The weather at Oxwich was very good until late morning, when the westerly wind began to increase. It was cloudy, but there was no rain. In addition to the normal 160 feet of net around the feeders (in scrub on the edge of the reedbed), we put 180 feet of net through the open reeds in a ride used between spring and autumn 2013 for catching reedbed warblers. We were encouraged to do this by two reeling grasshopper warblers while we were setting up. In the event, however, 3 willow warblers, a chiffchaff, a re-trap Cetti’s warbler and a dunnock were the only birds caught in the reedbed. A total of 88 birds was made up of the following:
The highlights of the catch were the first willow warblers of the year, the first blackcap, and good numbers of finches. The blackcap and a couple of the willow warblers were carrying considerable fat, suggesting either recent arrival at the marsh or that they were staging en route to their final destination. Re-trapped birds refers to those previously ringed at the marsh and recaptured during the current session.

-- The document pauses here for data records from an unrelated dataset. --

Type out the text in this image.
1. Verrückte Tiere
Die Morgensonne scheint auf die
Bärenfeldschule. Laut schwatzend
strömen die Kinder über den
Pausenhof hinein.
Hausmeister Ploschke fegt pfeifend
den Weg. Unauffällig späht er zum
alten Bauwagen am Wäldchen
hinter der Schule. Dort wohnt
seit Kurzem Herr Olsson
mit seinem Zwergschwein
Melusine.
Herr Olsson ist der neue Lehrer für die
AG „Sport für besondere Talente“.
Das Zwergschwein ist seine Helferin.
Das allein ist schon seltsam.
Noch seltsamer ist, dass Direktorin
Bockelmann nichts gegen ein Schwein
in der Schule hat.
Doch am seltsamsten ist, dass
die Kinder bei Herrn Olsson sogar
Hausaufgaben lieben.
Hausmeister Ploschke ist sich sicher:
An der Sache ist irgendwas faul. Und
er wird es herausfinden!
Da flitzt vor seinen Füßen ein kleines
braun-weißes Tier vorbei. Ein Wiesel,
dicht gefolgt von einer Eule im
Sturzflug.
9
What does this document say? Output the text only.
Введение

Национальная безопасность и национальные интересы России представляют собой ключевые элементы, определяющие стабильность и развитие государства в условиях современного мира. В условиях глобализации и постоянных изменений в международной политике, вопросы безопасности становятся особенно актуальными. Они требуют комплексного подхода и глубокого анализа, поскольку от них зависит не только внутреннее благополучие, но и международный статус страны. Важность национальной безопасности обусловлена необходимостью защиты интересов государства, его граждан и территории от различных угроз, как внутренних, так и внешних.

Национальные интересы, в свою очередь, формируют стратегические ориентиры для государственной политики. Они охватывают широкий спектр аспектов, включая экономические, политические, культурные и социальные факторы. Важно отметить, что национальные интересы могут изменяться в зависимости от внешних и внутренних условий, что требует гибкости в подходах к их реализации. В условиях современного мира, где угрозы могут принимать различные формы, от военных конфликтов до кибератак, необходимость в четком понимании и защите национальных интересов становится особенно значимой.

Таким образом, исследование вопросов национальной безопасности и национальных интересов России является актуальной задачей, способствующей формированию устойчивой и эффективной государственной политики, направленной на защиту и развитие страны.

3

We took the nets down at about 11:30 in response to rising wind and an increasing number of ‘same-day retraps.’
The totals for the site in 2014 are below. This session saw us break 700 birds captured, and an average or better session next week will see up past the 500 new birds mark.
Thanks to Emma, Keith and Phil for an enjoyable morning.
Chris Newberry and I met up for a short session to be greeted by a small herd of deer which soon dispersed into the undergrowth without causing any mischief to our nets. The weather wasn’t as kind as we were expecting and there was an intermittent breeze and some patchy rain which led to a premature closing of the nets.
Our first net round included a Chiffchaff, Goldcrest, Willow Warbler and a female Long-tailed tit sporting a well developed brood patch.
The second net round produced two new species for the site – a Pied Wagtail and a Mistle Thrush,
By 10:15 the nets were billowing like sails so it was decided to call it a day with a total of sixteen new birds and one retrap comprising Blue Tit – 4, Chiffchaff – 2, Dunnock – 1, Goldcrest – 1, Great Tit – 2, Long-tailed Tit – 2, Mistle Thrush – 1, Pied Wagtail – 1, Willow Warbler – 1, Wren – 1 (1).